By: Samantha M. Compono, Esq. and Paul M. O'Brien, Esq.

On December 31, 2021, Governor Kathy Hochul signed into law New York State Senate Bill S7052. Senate Bill S7052 amends New York’s Civil Practice Law and Rules (“CPLR”) as it relates to insurance disclosures.

Section 2 of Senate Bill S7052, amends CPLR § 3101(f) by requiring any defendant, third-party defendant, or a defendant on a cross-claim or counter-claim to provide any adverse litigation or other party in the action proof of existence ny insurance agreement under which any person or entity may be liable to satisfy part or all of a judgment, as well as the the contents thereof. This information must be disclosed within sixty days after serving an answer pursuant to CPLR §§ 320, 3011, or 3019.

The law also details what information must be produced and obligates any party making the disclosure to make reasonable efforts to keep all information accurate and complete during the course of the litigation.

Despite these new disclosure requirements, defendants need not worry that the existence of an insurance policy signals guilt or liability. The information disclosed under newly amended Rule 3101(f) is not, by reason of disclosure, admissible in evidence.

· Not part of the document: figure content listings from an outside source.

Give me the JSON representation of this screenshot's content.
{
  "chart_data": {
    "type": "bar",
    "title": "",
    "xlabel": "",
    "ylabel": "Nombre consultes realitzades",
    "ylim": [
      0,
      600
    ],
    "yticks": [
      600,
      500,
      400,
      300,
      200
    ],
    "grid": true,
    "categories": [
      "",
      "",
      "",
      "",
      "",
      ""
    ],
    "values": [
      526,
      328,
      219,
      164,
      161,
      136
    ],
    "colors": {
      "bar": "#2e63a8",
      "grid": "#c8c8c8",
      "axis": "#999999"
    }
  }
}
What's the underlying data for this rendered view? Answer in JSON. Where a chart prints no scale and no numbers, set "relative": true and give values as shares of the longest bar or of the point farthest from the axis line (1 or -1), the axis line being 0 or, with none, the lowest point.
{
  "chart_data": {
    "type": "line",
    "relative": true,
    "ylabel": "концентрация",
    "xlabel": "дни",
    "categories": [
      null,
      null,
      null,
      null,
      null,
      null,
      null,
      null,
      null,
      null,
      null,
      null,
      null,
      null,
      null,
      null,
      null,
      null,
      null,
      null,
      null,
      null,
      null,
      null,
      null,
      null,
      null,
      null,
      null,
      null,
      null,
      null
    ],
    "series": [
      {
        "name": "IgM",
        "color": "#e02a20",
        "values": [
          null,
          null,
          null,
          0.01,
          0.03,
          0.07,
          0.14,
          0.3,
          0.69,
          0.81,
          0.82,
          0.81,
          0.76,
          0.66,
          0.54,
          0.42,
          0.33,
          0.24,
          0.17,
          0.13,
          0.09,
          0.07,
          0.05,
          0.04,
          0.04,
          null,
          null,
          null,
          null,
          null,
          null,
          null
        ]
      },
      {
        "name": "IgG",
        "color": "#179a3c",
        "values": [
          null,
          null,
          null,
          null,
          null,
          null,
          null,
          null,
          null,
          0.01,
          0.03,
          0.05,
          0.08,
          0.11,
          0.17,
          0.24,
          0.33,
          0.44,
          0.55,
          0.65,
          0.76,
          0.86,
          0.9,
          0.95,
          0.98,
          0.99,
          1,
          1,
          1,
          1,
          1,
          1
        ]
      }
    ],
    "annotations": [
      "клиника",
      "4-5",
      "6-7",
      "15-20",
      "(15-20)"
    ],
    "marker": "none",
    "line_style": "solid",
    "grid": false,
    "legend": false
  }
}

Section 3 of Senate Bill S7052, adds a new section to the CPLR. CPLR § 3122-b provides that information provided pursuant to CPLR §3101(f) be certified that the information is accurate and complete by a party representative with knowledge.

These changes took effect on December 31, 2021.

DISCLAIMER: This summary is not legal advice and does not create any attorney-client relationship. This summary does not provide a definitive legal opinion for any factual situation. Before the firm can provide legal advice or opinion to any person or entity, the specific facts at issue must be reviewed by the firm. Before an attorney-client relationship is formed, the firm must have a signed engagement letter with a client setting forth the Firm’s scope and terms of representation. The information contained herein is based upon the law at the time of publication.